Il fait nuit noire et les deux gredins édentés restent prudemment à bonne distance des rares réverbères qui bordent les Halles. Cachée derrière les étaux nauséabonds des volaillers, Joséphine épie.

— Pourquoi qu'tu l'as saigné, Michel ?! On nous a d'mandé du frais, pas d'la carcasse, ils en ont déjà assez sur les bras, ces gens-là !

— Mh... Qu'est-ce qu'on en fait, du coup ? grogne le plus grand, une touffe de poils noirs entre les doigts.

— Même en morceaux ça passera pas pour d'la bonne bidoche... mieux vaut cramer ça avant qu'on nous trouve là.

Des deux, le plus court sur pattes a tout l'air d'être le chef. Le paternel de Joséphine le lui a toujours dit : il n'y a que les patrons pour râler après les autres alors qu'ils ne glandent rien. Le second, fichu comme une asperge, n'a pas l'air bien finaud. Il rassemble quelques planchettes tout en traînant derrière lui la boule de poils que Joe n'identifie pas. Au bout de son nez, un asticot bien gras sort d'un gésier de canard et fait sursauter la gamine qui se cogne et se fige de peur d'avoir été repérée.

— C'était quoi ça ?

— T'occupe. Surement un d'ces foutus rats.

Sur son bûcher de fortune, Michel balance quelques regrettables gorgées d'une gnole faite maison ; le genre de liqueur qu'on boit pour oublier plus vite qu'on a appris. Sa trombine se tord de chagrin à mesure que la flasque se vide sur les planches. Joe est bien curieuse et décide de trouver un meilleur point de vue. Elle contourne quelques carcasses traînant à même le pavé et se faufile sous l'un des étaux pour mieux voir. Ce qu'elle y découvre lui glace le sang : entre deux flammes part en fumée le corps déchiré d'un tout jeune gamin. Crasseux comme il est, il ne vient sûrement pas des beaux quartiers. La peur au ventre, elle pense à nouveau à prendre la fuite, de peur de finir elle aussi écorchée comme une truie. Pourtant, cette fois, la frousse n'est pas un bon moteur et son corps est tout engourdi. Alors qu'elle rampe avec difficulté, un autre saute à pieds joints dans les flaques.

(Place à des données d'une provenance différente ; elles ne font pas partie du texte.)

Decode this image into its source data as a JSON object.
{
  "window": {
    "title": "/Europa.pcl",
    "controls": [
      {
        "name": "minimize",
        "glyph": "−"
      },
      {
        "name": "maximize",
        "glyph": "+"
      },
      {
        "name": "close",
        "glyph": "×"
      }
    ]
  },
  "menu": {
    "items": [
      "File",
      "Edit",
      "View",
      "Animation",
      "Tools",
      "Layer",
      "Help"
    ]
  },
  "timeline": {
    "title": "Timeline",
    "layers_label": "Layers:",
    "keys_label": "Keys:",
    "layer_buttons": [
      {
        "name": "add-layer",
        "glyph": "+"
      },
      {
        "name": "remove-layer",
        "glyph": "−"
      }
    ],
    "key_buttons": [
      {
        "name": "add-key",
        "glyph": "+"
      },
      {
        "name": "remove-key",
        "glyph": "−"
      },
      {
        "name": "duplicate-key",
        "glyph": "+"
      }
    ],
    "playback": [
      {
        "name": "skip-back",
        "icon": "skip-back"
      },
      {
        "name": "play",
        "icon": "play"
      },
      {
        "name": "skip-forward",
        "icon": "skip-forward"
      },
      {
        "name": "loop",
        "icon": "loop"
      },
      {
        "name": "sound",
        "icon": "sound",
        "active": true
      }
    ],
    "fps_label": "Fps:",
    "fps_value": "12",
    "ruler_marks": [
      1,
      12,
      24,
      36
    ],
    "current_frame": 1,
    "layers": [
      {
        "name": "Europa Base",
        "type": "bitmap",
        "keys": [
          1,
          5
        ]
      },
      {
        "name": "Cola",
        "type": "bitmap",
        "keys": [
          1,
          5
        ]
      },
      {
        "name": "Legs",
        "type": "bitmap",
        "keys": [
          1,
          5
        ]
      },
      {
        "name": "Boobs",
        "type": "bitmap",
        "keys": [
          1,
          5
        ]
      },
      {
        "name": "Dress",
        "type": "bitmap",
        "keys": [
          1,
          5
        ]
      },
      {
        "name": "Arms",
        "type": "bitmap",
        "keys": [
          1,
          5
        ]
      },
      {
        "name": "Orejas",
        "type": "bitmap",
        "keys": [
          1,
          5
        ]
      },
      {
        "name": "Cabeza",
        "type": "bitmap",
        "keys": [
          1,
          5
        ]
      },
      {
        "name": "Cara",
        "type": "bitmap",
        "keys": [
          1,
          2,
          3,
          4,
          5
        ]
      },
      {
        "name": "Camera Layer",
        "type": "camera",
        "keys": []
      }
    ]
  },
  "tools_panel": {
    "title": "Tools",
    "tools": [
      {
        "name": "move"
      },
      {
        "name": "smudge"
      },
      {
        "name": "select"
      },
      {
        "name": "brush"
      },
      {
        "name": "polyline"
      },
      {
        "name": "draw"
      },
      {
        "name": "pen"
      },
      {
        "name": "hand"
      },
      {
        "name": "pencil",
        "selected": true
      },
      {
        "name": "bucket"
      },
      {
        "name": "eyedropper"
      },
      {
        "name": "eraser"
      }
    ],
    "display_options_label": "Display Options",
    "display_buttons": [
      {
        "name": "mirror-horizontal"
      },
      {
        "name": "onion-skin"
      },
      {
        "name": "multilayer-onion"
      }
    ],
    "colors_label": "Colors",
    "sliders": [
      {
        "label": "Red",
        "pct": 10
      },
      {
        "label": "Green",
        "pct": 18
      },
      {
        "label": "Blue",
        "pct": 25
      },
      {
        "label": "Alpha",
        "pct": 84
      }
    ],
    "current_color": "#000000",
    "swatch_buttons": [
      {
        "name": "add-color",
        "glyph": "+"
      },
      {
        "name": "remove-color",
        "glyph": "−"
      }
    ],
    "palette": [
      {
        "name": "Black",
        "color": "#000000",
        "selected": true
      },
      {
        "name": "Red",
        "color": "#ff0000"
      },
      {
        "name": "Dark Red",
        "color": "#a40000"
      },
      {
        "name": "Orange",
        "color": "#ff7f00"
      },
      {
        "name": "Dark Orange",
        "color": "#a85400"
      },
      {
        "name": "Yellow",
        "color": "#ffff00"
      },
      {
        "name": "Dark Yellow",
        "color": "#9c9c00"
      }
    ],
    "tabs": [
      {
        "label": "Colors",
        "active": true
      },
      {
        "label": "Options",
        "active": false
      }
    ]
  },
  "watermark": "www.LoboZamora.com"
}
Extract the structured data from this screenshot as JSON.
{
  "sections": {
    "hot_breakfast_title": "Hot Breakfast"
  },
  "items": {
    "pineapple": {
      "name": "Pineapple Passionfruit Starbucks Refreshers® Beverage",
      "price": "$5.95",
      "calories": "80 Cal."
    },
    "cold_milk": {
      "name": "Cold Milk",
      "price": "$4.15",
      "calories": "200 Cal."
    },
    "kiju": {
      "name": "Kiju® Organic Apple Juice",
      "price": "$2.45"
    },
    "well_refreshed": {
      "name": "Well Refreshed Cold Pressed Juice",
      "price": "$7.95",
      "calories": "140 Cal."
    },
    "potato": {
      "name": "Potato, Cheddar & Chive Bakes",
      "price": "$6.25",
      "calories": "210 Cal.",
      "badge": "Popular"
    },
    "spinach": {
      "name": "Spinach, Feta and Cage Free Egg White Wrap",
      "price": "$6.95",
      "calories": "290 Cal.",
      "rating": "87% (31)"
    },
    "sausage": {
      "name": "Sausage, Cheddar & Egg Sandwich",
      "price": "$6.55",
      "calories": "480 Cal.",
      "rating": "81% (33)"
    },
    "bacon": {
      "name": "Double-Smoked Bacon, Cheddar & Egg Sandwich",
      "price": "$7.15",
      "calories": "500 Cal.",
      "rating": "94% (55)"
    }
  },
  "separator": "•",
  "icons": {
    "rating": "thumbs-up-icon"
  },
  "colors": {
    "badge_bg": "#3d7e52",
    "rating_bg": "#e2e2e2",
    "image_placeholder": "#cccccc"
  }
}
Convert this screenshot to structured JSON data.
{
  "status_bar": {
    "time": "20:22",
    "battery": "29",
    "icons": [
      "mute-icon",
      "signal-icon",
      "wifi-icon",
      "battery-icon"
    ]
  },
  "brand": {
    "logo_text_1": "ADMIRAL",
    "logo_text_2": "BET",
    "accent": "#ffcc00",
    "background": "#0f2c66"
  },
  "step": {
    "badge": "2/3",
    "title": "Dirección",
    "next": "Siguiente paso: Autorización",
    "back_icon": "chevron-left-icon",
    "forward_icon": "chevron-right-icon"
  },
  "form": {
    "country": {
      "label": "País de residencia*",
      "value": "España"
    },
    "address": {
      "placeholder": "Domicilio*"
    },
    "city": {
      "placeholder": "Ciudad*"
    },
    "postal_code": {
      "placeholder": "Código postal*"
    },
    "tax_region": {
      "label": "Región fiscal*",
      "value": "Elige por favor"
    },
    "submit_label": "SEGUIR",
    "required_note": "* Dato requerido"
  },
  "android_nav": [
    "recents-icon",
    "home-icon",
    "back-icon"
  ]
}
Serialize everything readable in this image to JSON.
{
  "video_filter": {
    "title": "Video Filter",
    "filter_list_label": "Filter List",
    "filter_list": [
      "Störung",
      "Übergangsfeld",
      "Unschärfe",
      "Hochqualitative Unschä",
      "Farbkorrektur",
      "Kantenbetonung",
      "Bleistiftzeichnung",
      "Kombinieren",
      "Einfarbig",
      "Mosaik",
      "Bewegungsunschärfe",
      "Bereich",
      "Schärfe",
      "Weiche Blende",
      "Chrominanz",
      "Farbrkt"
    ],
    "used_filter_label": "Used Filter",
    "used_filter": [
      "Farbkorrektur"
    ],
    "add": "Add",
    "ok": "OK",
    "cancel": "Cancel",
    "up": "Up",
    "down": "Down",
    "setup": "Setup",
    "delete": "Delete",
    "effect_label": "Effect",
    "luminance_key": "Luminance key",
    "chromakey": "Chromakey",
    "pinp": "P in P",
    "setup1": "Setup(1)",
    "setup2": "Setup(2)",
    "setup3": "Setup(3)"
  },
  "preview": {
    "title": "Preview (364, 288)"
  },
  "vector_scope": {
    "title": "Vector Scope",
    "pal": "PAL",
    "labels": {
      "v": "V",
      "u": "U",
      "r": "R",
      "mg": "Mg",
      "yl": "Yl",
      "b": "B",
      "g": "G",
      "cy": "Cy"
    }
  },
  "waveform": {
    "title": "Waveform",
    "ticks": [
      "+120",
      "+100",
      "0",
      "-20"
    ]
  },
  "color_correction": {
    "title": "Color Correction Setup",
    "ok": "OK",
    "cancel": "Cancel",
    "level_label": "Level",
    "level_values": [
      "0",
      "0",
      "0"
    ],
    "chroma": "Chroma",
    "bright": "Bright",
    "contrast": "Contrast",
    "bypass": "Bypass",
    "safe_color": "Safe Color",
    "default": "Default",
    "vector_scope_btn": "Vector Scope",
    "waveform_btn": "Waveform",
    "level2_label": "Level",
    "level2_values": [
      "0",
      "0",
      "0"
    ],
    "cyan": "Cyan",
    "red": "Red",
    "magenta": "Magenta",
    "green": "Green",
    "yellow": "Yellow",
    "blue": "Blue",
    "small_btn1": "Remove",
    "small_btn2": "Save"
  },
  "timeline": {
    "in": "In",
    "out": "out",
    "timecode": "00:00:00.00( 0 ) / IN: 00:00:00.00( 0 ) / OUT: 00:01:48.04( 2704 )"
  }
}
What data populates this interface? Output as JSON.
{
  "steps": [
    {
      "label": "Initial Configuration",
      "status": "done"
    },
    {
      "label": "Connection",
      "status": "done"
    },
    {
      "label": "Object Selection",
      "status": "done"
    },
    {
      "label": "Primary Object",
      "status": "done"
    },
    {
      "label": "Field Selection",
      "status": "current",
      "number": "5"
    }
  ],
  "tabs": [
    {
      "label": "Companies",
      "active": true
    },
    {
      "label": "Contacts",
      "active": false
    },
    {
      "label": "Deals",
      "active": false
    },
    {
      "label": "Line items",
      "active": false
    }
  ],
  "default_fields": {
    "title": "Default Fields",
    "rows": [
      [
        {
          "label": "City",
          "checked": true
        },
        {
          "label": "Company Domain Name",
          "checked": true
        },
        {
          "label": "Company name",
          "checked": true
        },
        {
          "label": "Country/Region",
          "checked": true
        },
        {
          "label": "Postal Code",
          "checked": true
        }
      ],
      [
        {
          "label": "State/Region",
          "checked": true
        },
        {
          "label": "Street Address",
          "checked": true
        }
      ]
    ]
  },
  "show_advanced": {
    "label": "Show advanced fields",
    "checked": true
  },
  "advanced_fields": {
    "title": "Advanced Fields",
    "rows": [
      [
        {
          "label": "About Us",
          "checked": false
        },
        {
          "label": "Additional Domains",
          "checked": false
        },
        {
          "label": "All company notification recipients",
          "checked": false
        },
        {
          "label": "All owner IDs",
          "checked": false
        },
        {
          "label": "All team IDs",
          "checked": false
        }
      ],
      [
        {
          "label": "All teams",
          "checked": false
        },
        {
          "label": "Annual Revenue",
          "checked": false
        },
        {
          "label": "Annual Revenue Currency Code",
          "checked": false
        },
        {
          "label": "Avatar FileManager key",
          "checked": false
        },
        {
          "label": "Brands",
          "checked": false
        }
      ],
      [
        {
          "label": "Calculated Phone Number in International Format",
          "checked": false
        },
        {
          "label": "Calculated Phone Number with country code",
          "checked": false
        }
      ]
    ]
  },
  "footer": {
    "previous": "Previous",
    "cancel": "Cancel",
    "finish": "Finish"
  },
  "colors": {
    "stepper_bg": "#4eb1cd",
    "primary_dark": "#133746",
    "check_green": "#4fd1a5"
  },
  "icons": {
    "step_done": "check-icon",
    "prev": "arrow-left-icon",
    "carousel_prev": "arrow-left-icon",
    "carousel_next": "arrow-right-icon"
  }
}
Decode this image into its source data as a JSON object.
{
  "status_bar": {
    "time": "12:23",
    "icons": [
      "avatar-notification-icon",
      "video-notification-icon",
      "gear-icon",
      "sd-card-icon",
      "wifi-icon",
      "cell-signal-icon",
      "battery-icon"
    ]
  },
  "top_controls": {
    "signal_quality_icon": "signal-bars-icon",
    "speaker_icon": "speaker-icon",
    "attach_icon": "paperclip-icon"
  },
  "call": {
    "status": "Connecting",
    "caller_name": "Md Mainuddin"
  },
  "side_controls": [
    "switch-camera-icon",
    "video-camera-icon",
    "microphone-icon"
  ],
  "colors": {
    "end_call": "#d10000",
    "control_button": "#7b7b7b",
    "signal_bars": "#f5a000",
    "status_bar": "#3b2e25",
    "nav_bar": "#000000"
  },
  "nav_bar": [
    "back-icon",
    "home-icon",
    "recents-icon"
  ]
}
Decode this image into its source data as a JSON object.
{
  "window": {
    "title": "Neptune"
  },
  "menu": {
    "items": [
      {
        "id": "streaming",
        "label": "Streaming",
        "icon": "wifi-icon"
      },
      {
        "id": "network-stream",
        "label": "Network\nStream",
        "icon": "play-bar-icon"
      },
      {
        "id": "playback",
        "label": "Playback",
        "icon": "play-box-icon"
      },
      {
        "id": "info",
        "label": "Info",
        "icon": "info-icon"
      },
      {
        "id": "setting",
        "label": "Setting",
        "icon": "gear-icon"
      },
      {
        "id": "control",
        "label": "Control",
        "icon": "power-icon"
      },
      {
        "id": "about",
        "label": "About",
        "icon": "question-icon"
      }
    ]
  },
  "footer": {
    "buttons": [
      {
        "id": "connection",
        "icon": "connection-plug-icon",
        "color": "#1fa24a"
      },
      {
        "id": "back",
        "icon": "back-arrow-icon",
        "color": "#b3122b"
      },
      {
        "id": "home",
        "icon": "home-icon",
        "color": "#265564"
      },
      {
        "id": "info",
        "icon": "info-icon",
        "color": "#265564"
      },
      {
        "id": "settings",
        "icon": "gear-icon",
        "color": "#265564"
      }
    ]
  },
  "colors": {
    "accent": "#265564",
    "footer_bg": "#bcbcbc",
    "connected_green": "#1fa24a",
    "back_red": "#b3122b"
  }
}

— 'A y est Joe ! Je t'ai dégoté le meilleur plumard de...

Émile laisse tomber sa palette, Joe s'étale de tout son long sur le sol et cesse de respirer. Devant le bûcher, les deux silhouettes noires rappellent au garçon les ombres de ses cauchemars et les histoires qui se racontent aux coins des rues. Les rafleurs... qu'il balance avant de prendre ses jambes à son cou. Naturellement, c'est l'asperge qui se jette à ses trousses ; ses cannes lui permettent de plus grandes foulées qui compensent son manque de vivacité. De sa cachette, Joe ne voit rien de la scène, elle n'entend que le martèlement des savates sur le sol détrempé. Elle se relève d'un bond et cherche du regard son compagnon d'infortune. Décidée à le retrouver pour le tirer des ennuis, elle se jette dans l'allée les poings serrés, le visage balafré d'une ride du lion plus profonde qu'une tranchée. Et puis plus rien.

Les oiseaux chantent. Le soleil lui brûle la joue et la tire de son sommeil. Ses yeux errent dans le vague quelques minutes, tout juste le temps de recouvrer ses esprits avant qu'une vive douleur ne lui prenne le crâne. Son regard vagabonde un moment dans la petite pièce décrépite, sur le plafond noirci d'humidité, sur les murs gris à la peinture écaillée, sur le corps tremblant d'Émile étendu sur une paillasse à ses pieds. Les bras du garçon sont lardés d'entailles, sa peau marbrée de pourpre et ses braies, souillées ; il prend alors à Joe l'envie de se lever pour le rejoindre et le consoler. Elle porte une main à son crâne pour chasser la douleur comme on chasse une mouche, et c'est les larmes aux yeux qu'elle ravale sa coquetterie en réalisant qu'elle n'a plus un poil sur le caillou. Une hirondelle se pose sur le rebord de la fenêtre. Entre les barreaux s'esquissent à l'horizon un grand hangar de verre et d'acier. De ses cheminées s'échappe la même odeur qu'aux Halles, celle de la mort et du feu. Une grosse dame ouvre la porte et la referme silencieusement.